Indeed, appending data at the end of an application doesn't change it execution behavior. Each application is described by what we call an header, this header describe how each section of the binary needs to be considered and mounted in memory. If we append data at the end of an executable, the header wont be aware of that data so it wont take care of it.

EOF data needs to be structured. The EOF structuring method is up to the programmer. We will structure the EOF as follows:

EOF_SEGMENT_N|SIZE_OF_SEGMENT_N|...|EOF_SEGMENT2|SIZE_OF_SEGMENT2|EOF_SEGMENT1|SIZE_OF_SEGMENT1

An EOF segment can contain any kind of data.

For our crypter, we must implement three segments:

  1. The encrypted payload
  2. The plain-text payload signature (CRC32)
  3. The key length, required for brute-forcing.

On stub runtime, it will retrieve above three segments for his tasks.

Payload Execution Method

When payload is decrypted at stub runtime, our final task is to redirect execution flow to payload memory address.

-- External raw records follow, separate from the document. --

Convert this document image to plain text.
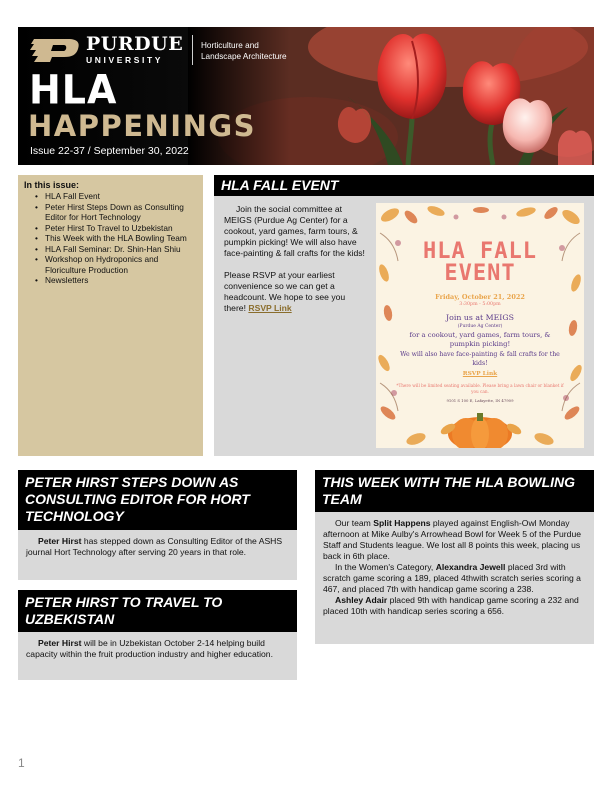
PURDUE
UNIVERSITY
Horticulture and
Landscape Architecture
HLA
HAPPENINGS
Issue 22-37 / September 30, 2022
In this issue:
• HLA Fall Event
• Peter Hirst Steps Down as Consulting Editor for Hort Technology
• Peter Hirst To Travel to Uzbekistan
• This Week with the HLA Bowling Team
• HLA Fall Seminar: Dr. Shin-Han Shiu
• Workshop on Hydroponics and Floriculture Production
• Newsletters
HLA FALL EVENT

Join the social committee at MEIGS (Purdue Ag Center) for a cookout, yard games, farm tours, & pumpkin picking! We will also have face-painting & fall crafts for the kids!

Please RSVP at your earliest convenience so we can get a headcount. We hope to see you there! RSVP Link

HLA FALL
EVENT
Friday, October 21, 2022
3:30pm - 5:00pm
Join us at MEIGS
(Purdue Ag Center)
for a cookout, yard games, farm tours, & pumpkin picking!
We will also have face-painting & fall crafts for the kids!
RSVP Link
*There will be limited seating available. Please bring a lawn chair or blanket if you can.
9101 S 100 E, Lafayette, IN 47909
PETER HIRST STEPS DOWN AS CONSULTING EDITOR FOR HORT TECHNOLOGY

Peter Hirst has stepped down as Consulting Editor of the ASHS journal Hort Technology after serving 20 years in that role.

PETER HIRST TO TRAVEL TO UZBEKISTAN

Peter Hirst will be in Uzbekistan October 2-14 helping build capacity within the fruit production industry and higher education.

THIS WEEK WITH THE HLA BOWLING TEAM

Our team Split Happens played against English-Owl Monday afternoon at Mike Aulby's Arrowhead Bowl for Week 5 of the Purdue Staff and Students league. We lost all 8 points this week, placing us back in 6th place.

In the Women's Category, Alexandra Jewell placed 3rd with scratch game scoring a 189, placed 4thwith scratch series scoring a 467, and placed 7th with handicap game scoring a 238.

Ashley Adair placed 9th with handicap game scoring a 232 and placed 10th with handicap series scoring a 656.

1
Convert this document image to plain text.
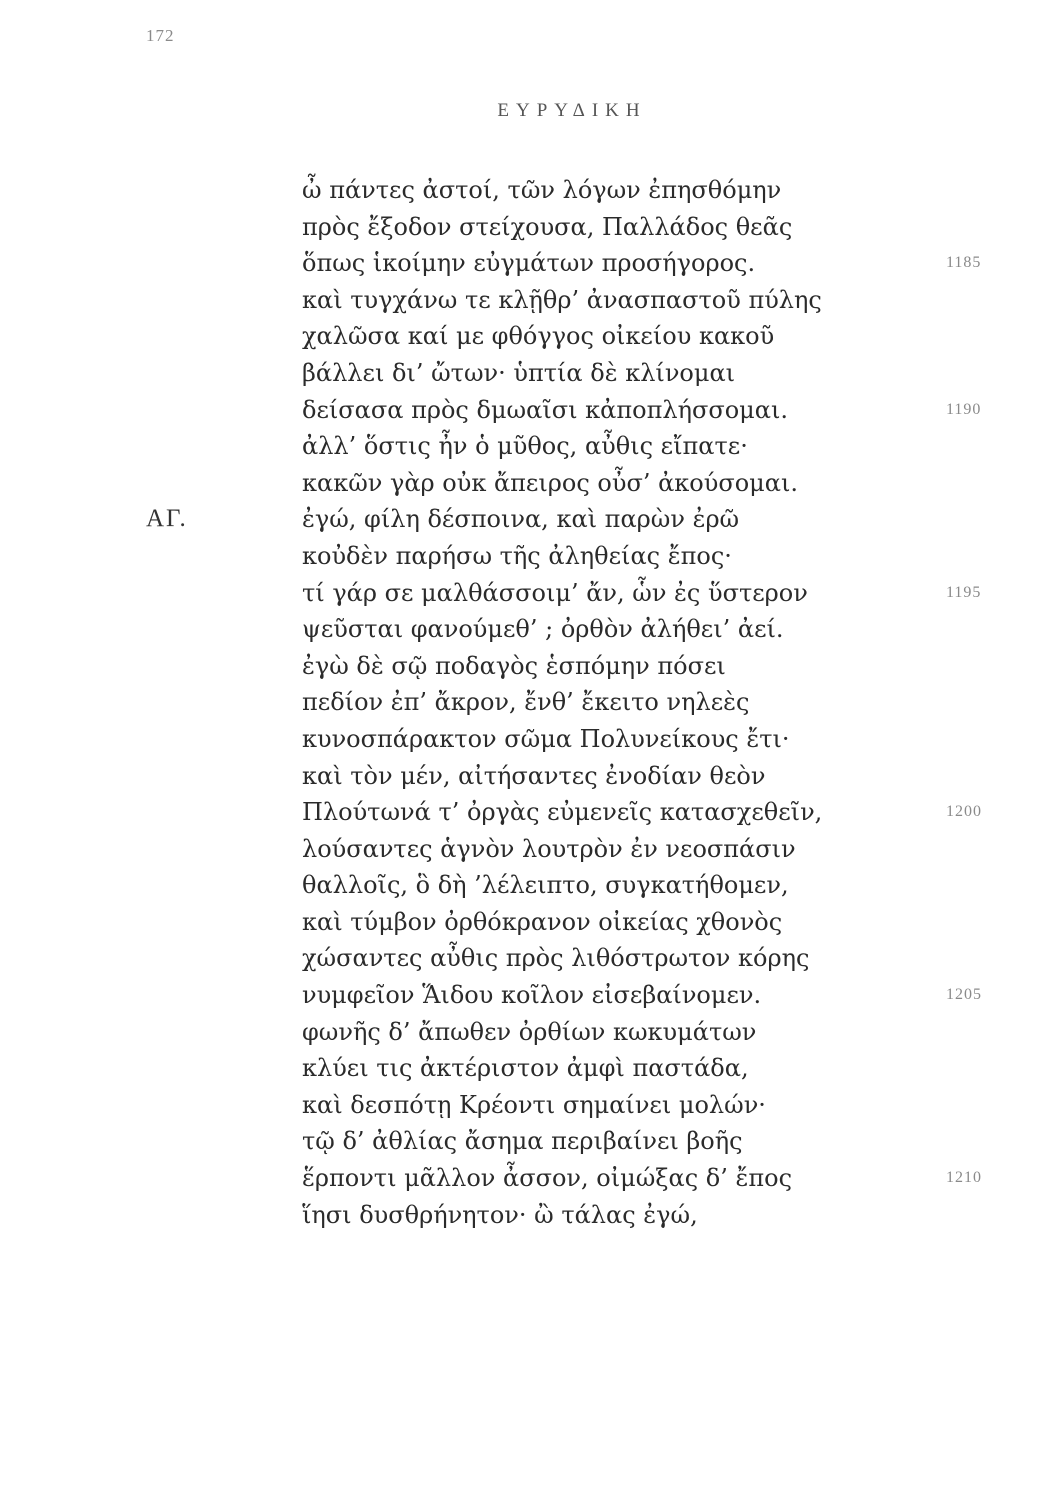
172
ΕΥΡΥΔΙΚΗ
ὦ πάντες ἀστοί, τῶν λόγων ἐπησθόμην
πρὸς ἔξοδον στείχουσα, Παλλάδος θεᾶς
ὅπως ἱκοίμην εὐγμάτων προσήγορος.	1185
καὶ τυγχάνω τε κλῇθρ’ ἀνασπαστοῦ πύλης
χαλῶσα καί με φθόγγος οἰκείου κακοῦ
βάλλει δι’ ὤτων· ὑπτία δὲ κλίνομαι
δείσασα πρὸς δμωαῖσι κἀποπλήσσομαι.	1190
ἀλλ’ ὅστις ἦν ὁ μῦθος, αὖθις εἴπατε·
κακῶν γὰρ οὐκ ἄπειρος οὖσ’ ἀκούσομαι.
ΑΓ.	ἐγώ, φίλη δέσποινα, καὶ παρὼν ἐρῶ
κοὐδὲν παρήσω τῆς ἀληθείας ἔπος·
τί γάρ σε μαλθάσσοιμ’ ἄν, ὧν ἐς ὕστερον	1195
ψεῦσται φανούμεθ’ ; ὀρθὸν ἀλήθει’ ἀεί.
ἐγὼ δὲ σῷ ποδαγὸς ἑσπόμην πόσει
πεδίον ἐπ’ ἄκρον, ἔνθ’ ἔκειτο νηλεὲς
κυνοσπάρακτον σῶμα Πολυνείκους ἔτι·
καὶ τὸν μέν, αἰτήσαντες ἐνοδίαν θεὸν
Πλούτωνά τ’ ὀργὰς εὐμενεῖς κατασχεθεῖν,	1200
λούσαντες ἁγνὸν λουτρὸν ἐν νεοσπάσιν
θαλλοῖς, ὃ δὴ ’λέλειπτο, συγκατήθομεν,
καὶ τύμβον ὀρθόκρανον οἰκείας χθονὸς
χώσαντες αὖθις πρὸς λιθόστρωτον κόρης
νυμφεῖον Ἅιδου κοῖλον εἰσεβαίνομεν.	1205
φωνῆς δ’ ἄπωθεν ὀρθίων κωκυμάτων
κλύει τις ἀκτέριστον ἀμφὶ παστάδα,
καὶ δεσπότῃ Κρέοντι σημαίνει μολών·
τῷ δ’ ἀθλίας ἄσημα περιβαίνει βοῆς
ἕρποντι μᾶλλον ἆσσον, οἰμώξας δ’ ἔπος	1210
ἵησι δυσθρήνητον· ὢ τάλας ἐγώ,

To do so we will use inline assembly offered by Delphi.

To execute code on memory we must be sure memory region that contains that code is set executable otherwise we will receive a seg fault.

We will use the mmap2() syscall to create a new executable region, we will then move our payload content to that new region and finally redirect execution flow.

Initialize Registers (Delphi inline ASM)

First we initialize first four registers, mostly for debugging purpose.

xor ecx, ecx
xor ebx, ebx
mul ecx

Create a new executable memory region (Delphi inline ASM)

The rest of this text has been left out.